Small Business won’t thank driver of Bill Bus
CCIQ is delighted that Opposition Leader Bill Shorten is making Far North Queensland the first stop on his regional bus tour where he will get to meet many of the 22,049 small businesses that call the region home and contribute to the employment of over 110,000 locals across every imaginable industry.
Hopefully the businesses will take the opportunity to visit the tour bus and engage with Mr Shorten at one of the town hall events where they can ask why he seems intent on shifting their economic goalposts and making their lives harder, ignoring the advice of the Fair Work Commission, yet all the while turning a blind eye to the activities of the union movement who have done more to harm the pay-packets of workers on a Sunday than any of the region’s small businesses.
Any small businesses attending the town hall should ask Mr Shorten:
- Why can big businesses pay $7.15 or almost 20 per cent less per hour on a Sunday than small businesses?
- Why does Bill Shorten oppose the cut to penalty rates that will help small business yet didn’t oppose the EBA negotiated by the unions that mean workers earn less and big business get another leg up?
- Will Bill Shorten endorse workers leaving their unionised roles and going to work for small business where they will be paid more for their Sunday labour?
- When penalty rates were traded away by the unions as part of their sweetheart deals with big business where were Labor’s objections?
- What message does Bill Shorten have for the workers who get paid far less on a Sunday than those who operate under an award?
The irony of the bus tour and penalty rates campaign is that they are not ending with a mass demonstration outside the offices of the union movement, according to the Chamber of Commerce and Industry Queensland (CCIQ).
CCIQ says it is the union movement that has done more to harm workers’ pay packets on a Sunday than the Fair Work Commission decision to bring a balance to Sunday penalty rates.
Australia’s three largest employers are Coles, Woolworths, and McDonalds. They all operate under Enterprise Bargaining Agreements (EBA) that allow them to pay less in wages on a Sunday than any small business.
Enterprise bargaining is a legislated process of negotiation that occurs between the employer, employees and the relevant union to create an enterprise agreement.
Under union-negotiated agreements, Coles, Woolworths and McDonalds pay less penalties to a casual worker on a Sunday than a small business does.
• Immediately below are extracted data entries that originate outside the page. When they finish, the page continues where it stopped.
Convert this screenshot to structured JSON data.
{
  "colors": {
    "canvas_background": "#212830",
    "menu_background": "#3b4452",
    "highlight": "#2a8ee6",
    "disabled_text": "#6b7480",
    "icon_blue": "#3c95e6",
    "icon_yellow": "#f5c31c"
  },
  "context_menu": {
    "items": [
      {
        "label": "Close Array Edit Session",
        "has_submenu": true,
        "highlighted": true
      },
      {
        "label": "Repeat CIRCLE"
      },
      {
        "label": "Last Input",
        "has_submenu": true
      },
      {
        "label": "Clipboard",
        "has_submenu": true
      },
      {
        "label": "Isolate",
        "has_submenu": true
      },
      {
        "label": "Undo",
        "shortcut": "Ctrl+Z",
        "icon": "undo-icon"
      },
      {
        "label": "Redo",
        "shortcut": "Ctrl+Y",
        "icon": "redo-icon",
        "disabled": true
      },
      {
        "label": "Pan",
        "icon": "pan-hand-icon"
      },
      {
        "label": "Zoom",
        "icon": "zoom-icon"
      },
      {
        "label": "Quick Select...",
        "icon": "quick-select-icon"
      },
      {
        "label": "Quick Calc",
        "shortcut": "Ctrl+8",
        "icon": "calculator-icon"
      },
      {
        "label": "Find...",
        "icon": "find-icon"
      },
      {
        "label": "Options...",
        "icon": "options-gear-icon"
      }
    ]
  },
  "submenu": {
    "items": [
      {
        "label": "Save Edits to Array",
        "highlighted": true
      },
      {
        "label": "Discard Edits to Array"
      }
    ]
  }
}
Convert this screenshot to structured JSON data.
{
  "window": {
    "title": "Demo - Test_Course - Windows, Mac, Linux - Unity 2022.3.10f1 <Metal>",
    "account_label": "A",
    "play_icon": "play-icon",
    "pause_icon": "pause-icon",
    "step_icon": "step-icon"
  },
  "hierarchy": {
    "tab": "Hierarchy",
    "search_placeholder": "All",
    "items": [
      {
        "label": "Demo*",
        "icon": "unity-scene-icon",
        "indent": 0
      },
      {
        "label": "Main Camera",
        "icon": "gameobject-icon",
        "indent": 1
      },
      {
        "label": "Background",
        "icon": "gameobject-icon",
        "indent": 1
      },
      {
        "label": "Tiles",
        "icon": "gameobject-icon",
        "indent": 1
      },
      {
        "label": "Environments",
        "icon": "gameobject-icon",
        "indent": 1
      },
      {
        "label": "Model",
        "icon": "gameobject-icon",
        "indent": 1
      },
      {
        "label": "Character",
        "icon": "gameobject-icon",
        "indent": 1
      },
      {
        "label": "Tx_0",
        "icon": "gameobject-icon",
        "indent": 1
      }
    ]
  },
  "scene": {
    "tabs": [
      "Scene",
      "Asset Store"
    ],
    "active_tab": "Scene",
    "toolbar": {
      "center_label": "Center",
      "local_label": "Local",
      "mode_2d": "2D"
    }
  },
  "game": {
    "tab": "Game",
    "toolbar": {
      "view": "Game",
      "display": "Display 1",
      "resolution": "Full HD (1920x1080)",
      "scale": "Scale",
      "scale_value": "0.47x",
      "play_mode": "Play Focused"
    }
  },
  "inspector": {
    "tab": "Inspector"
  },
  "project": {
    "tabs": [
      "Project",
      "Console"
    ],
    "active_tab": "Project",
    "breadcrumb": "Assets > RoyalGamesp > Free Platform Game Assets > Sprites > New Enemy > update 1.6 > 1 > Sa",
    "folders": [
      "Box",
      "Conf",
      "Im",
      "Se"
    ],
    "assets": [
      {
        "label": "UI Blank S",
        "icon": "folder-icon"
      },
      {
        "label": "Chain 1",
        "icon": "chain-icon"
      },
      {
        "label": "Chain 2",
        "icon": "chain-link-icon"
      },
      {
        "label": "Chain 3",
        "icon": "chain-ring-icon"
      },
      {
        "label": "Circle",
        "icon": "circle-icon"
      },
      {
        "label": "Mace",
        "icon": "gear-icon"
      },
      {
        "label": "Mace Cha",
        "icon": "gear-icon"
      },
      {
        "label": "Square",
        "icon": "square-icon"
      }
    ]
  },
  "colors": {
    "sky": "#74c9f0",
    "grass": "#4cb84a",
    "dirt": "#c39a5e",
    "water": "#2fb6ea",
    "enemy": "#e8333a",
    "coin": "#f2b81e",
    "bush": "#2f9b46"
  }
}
For example, a 21-year-old casual worker at McDonalds will make about $25 an hour on Sunday, whereas those employed by independent small businesses are paid $34 an hour under the current award rates.
Those working in an IGA are paid about 22 per cent more than those working at Woolworths on a Sunday. Under the proposed changes, the rate for small independents is still 7 per cent higher than those secured under Woolworths’ EBA.
A CCIQ spokesman said deals done by unions are responsible for workers at Coles, Woolworths, and McDonalds being paid significantly less than the award wage on a Sunday.
“Small businesses on the other hand are required to pay the award wage on Sundays for their employees,” he said.
“The recent commission decision on penalty rates impacts most of the small business community of Queensland.
“The penalties were not abolished and small businesses did not want them abolished. But they do want balance – a balance between a fair wage for their workers and being able to open their doors and compete.
“The proposed penalty rates are sensible and balanced with what is commercially viable for small businesses to open on Sundays in the hospitality, retail, and fast food sectors.”
The CCIQ spokesman said small business continued to be the lifeblood of the economy with more than 400,000 SMEs across the state employing more than 865,000 people.
“They pay penalties at the award rate. They employ young people and they employ locals.
“According to CCIQ research, they will offer extra shifts, take on more employees and offer extra hours to existing staff – all the while paying a better wage than those negotiated by the unions.
“Mr Shorten’s opposition to the commission determination is absurd. The bus tour only highlights that it is Mr Shorten’s mates in the SDA who are the ones who slashed penalty rates by supporting the big end of town.
“You would assume Mr Shorten would be up in arms about the nation’s biggest employers paying less than the award rate on a Sunday.
“If Mr Shorten wants to pretend he is campaigning for penalty rates, the first call he must make is to the "shoppies" union.
“He should order them to stop cutting sweetheart deals with big business, while small business continues to suffer.
“Where were the self-declared ‘defenders of workers’ rights’ when these agreements were being negotiated?
“Well, they we’re looking the other way as the unions were cosying up at the negotiating table and cutting a deal that eroded workers’ pay on a Sunday.”